LOWRY, Thomas S.1, PIERCE, Suzanne A.2, TIDWELL, Vincent C.1, DULAY, Marcel3, SHARP Jr, John M.4, GOLD, Aliza5, EATON, David J.3 and JENEVEIN, Roy5, (1)Geohydrology, Sandia National Laboratories, P.O. Box 5800 MS 0735, Albuquerque, NM 87185, (2)Geological Sciences, The University of Texas, Jackson School of Geosciences, 1 University Station - C1100, Austin, TX 78712-0254, (3)LBJ School of Public Affairs, The University of Texas, P.O. Box Y, Austin, TX 78713, (4)Department of Geological Sciences, Jackson School of Geosciences, The University of Texas at Austin, 1 University Station C1100, Austin, TX 78712-0254, (5)The Digital Media Collaboratory, The University of Texas, Austin, 2815 San Gabriel, Austin, TX 78705, tslowry@sandia.gov

The complexity of water resource issues, its interconnectedness to other systems, and the inter-relation of competing requirements often overwhelm decision-makers and inhibit the creation of clear management strategies. This difficulty has led to the development of various modeling tools to support the decision making process.
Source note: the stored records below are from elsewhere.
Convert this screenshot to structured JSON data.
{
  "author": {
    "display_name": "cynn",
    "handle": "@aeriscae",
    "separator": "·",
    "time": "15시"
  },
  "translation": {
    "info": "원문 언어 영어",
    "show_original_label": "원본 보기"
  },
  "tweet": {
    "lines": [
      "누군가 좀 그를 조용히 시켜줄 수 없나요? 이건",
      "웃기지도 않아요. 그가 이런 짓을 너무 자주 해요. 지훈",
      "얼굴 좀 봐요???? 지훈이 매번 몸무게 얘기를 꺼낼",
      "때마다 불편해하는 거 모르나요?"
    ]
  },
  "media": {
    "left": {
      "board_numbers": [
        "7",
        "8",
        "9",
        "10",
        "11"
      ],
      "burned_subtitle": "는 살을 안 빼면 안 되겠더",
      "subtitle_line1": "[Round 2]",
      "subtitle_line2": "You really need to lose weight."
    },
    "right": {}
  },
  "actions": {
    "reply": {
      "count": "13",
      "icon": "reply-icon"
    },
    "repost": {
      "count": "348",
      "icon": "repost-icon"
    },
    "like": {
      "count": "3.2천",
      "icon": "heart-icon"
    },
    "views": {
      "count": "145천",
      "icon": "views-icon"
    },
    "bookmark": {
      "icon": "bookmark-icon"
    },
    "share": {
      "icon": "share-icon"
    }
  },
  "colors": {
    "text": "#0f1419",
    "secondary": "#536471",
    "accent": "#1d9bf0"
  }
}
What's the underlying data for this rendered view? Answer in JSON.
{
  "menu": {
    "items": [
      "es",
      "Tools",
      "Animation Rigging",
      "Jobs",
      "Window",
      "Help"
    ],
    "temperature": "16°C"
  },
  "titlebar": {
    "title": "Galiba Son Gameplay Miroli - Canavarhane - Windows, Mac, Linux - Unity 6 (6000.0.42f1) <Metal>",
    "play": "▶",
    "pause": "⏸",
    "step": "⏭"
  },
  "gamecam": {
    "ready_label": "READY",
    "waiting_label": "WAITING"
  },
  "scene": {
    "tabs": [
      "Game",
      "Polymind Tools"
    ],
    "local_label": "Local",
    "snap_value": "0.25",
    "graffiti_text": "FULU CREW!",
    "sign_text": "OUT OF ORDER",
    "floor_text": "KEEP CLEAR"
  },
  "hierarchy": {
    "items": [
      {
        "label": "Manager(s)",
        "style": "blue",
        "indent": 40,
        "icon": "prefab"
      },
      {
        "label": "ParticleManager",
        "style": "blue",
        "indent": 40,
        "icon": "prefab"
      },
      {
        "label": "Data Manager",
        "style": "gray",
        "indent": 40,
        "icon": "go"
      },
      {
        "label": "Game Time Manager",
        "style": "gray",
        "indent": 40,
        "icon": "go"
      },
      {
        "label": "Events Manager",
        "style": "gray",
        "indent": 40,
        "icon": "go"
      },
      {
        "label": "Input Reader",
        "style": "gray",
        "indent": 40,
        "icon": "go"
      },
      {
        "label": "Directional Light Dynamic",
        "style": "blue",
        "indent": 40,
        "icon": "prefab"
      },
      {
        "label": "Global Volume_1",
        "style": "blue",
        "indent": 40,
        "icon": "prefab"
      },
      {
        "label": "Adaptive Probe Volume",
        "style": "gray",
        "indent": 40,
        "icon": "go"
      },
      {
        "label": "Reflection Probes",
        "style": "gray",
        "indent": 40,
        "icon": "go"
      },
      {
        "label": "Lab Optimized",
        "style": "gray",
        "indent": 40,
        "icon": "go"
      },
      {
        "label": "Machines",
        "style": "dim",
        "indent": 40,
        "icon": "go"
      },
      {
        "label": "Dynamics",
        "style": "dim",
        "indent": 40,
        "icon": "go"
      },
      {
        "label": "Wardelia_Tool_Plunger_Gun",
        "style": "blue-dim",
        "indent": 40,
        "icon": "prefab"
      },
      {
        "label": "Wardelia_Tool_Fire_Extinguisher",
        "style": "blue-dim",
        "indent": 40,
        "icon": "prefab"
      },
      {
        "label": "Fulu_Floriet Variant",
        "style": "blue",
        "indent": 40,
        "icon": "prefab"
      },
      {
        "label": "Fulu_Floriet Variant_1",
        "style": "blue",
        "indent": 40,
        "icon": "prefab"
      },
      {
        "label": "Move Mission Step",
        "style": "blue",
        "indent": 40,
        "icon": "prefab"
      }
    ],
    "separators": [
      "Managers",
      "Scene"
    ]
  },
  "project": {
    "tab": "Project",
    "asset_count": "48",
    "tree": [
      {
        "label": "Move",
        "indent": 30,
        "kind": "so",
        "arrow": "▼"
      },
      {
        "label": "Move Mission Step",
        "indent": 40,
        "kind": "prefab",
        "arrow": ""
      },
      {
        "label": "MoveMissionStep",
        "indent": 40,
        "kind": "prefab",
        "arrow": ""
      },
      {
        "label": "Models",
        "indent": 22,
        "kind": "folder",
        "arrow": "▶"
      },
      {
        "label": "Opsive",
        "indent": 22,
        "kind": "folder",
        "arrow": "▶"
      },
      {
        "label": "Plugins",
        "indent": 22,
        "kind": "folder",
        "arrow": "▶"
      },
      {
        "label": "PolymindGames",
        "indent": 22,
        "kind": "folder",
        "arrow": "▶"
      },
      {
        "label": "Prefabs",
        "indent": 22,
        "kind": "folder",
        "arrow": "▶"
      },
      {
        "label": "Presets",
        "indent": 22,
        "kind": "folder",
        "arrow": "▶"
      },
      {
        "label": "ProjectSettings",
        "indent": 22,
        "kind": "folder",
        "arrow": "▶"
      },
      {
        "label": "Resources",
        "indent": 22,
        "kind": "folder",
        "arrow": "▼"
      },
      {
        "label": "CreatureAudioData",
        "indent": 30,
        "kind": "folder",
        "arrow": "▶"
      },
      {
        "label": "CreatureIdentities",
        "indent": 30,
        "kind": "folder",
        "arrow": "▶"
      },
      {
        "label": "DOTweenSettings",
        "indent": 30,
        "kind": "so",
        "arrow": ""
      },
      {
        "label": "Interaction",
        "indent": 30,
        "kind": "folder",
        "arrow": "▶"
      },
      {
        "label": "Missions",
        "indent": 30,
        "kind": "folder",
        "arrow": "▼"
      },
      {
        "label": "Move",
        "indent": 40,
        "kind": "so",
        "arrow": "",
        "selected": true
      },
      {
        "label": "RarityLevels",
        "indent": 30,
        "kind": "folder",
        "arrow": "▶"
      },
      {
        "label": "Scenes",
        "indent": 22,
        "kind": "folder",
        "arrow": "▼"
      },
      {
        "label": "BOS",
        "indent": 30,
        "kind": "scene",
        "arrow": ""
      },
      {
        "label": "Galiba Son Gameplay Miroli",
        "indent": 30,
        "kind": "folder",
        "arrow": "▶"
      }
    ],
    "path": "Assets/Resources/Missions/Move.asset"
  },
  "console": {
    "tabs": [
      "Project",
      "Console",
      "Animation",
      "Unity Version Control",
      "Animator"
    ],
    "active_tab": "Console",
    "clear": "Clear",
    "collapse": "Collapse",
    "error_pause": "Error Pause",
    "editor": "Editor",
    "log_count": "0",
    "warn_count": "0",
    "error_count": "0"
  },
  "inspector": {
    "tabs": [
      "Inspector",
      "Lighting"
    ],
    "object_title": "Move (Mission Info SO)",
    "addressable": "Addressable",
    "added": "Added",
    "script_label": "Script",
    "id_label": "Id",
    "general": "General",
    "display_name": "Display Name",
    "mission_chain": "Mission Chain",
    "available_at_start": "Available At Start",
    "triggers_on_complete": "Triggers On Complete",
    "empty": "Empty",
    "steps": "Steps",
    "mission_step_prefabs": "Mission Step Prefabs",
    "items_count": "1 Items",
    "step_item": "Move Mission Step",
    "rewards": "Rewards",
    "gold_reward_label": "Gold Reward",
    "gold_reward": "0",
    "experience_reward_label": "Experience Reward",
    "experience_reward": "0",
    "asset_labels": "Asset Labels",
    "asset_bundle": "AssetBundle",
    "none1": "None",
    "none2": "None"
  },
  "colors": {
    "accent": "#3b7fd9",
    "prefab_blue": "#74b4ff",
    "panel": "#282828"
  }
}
These tools are typically based on a systems dynamics approach that brings together disparate yet connected systems, such as water resources and economics, by using a lumped-parameter ‘commodity balance' approach and are designed to examine the consequences of various decisions through facilitated deliberation and aggregation of both hard and soft data. While these approaches represent significant advancement over past efforts, and current efforts have become increasingly sophisticated and useful, none of them are able to assess spatially variable consequences of different policy decisions. For example, will urban development in one area have a higher or lower impact than urban development in another area? This study addresses the spatial limitations of the systems dynamics approach by combining spatially aggregated physical models, in the form of a MODFLOW groundwater model, with a systems dynamics model developed in the POWERSIM environment. This is a collaborative research effort between Sandia National Laboratories and The University of Texas at Austin and uses the Barton Springs segment of the Edwards Aquifer in Austin, Texas as its test case. The process involves the creation of a ‘data exchange manager' that serves as the central communication hub for the two groundwater simulation models, linking the input and output of each model to a centralized geodatabase. The geodatabase in turn is accessed by analysts, decision makers, and stakeholders via a user-friendly graphical user interface. The data exchange manager is designed in a modular fashion to permit the incorporation of additional types of models beyond the example models, MODFLOW and POWERSIM. The final structure provides a higher fidelity modeling approach that utilizes real-time information to facilitate and assist in the policy development and decision making process. The integration of the modeling structure into the decision making process is also presented.